Now, let's analyze the forces acting on the rocket while it is on the table. There are two forces that affect the rocket's motion horizontally:

1. Thrust force (F_thrust) - This is the force provided by the rocket's engines, causing it to move forward.
2. Friction force (F_friction) - Since the table is assumed to be frictionless, there is no friction acting on the rocket.
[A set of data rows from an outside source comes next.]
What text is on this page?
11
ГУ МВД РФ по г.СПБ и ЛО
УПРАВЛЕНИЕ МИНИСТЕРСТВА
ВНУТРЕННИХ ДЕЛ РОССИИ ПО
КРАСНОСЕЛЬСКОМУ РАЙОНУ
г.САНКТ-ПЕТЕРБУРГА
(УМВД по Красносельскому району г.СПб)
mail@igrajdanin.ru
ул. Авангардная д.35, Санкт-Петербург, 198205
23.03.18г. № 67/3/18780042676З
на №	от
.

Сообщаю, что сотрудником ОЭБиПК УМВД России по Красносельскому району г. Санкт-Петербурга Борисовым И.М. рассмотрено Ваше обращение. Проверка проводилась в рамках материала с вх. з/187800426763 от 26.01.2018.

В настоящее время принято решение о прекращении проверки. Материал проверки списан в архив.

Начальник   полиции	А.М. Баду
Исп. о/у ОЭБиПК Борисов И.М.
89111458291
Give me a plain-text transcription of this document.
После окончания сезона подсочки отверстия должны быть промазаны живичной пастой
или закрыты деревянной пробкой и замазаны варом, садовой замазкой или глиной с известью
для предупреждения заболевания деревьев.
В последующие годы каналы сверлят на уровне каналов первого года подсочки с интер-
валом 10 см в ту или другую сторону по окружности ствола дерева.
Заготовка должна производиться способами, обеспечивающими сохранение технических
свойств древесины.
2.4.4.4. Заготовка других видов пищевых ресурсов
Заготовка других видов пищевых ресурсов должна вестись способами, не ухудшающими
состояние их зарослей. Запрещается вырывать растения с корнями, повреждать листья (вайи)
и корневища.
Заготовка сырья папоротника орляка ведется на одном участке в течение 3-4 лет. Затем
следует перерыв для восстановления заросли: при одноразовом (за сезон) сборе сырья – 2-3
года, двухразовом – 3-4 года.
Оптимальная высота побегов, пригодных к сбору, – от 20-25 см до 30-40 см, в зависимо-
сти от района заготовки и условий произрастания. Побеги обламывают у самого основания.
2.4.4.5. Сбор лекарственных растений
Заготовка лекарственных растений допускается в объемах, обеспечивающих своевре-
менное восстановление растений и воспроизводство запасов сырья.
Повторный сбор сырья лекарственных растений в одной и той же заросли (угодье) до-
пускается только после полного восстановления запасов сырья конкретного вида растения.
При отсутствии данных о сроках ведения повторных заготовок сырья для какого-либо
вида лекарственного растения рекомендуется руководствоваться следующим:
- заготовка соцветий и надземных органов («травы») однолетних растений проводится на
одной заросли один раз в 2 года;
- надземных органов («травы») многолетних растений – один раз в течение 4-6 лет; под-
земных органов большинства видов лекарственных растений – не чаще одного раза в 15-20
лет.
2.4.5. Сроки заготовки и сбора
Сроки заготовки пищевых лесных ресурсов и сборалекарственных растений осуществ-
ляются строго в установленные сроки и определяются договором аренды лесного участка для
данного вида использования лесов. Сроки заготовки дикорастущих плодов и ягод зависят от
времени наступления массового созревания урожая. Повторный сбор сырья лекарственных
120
Using Newton's second law of motion (F = ma), we can determine the acceleration of the rocket before it falls:

F_net = F_thrust - F_friction
F_net = F_thrust - 0 (since there is no friction)
F_net = F_thrust

F_net = ma
2.20 N = 0.700 kg * a

Now, we can solve for acceleration (a):

a = 2.20 N / 0.700 kg
a ≈ 3.14 m/s^2

Since the rocket is released from rest, we can use the kinematic equation to calculate the horizontal distance it travels before falling off:

d = v_0*t + (1/2)*a*t^2

Where:
- d = horizontal distance traveled
- v_0 = initial velocity (which is zero in this case since the rocket is initially at rest)
- a = acceleration
- t = time taken to fall

We need to find the time taken to fall. To do this, we'll use the kinematic equation for vertical motion:

d = v_0*t + (1/2)*g*t^2

Where:
- d = vertical distance fallen (2.80 meters)
- v_0 = initial velocity in the vertical direction (which is zero since the rocket is released from rest)
- g = acceleration due to gravity (9.8 m/s^2)
- t = time

Simplifying the equation:

2.80 m = (1/2)*9.8 m/s^2*t^2
5.60 m = 4.9 m/s^2*t^2
t^2 ≈ 5.60 m / 4.9 m/s^2
t^2 ≈ 1.14 s^2

Taking the square root of both sides:

t ≈ √(1.14 s^2)
t ≈ 1.07 s

Now that we have the time, we can calculate the horizontal distance (d):

d = v_0*t + (1/2)*a*t^2
d = 0*1.07 s + (1/2)*(3.14 m/s^2)*(1.07 s)^2
d ≈ 1.76 m

Therefore, the rocket will travel approximately 1.76 meters horizontally before falling off the edge.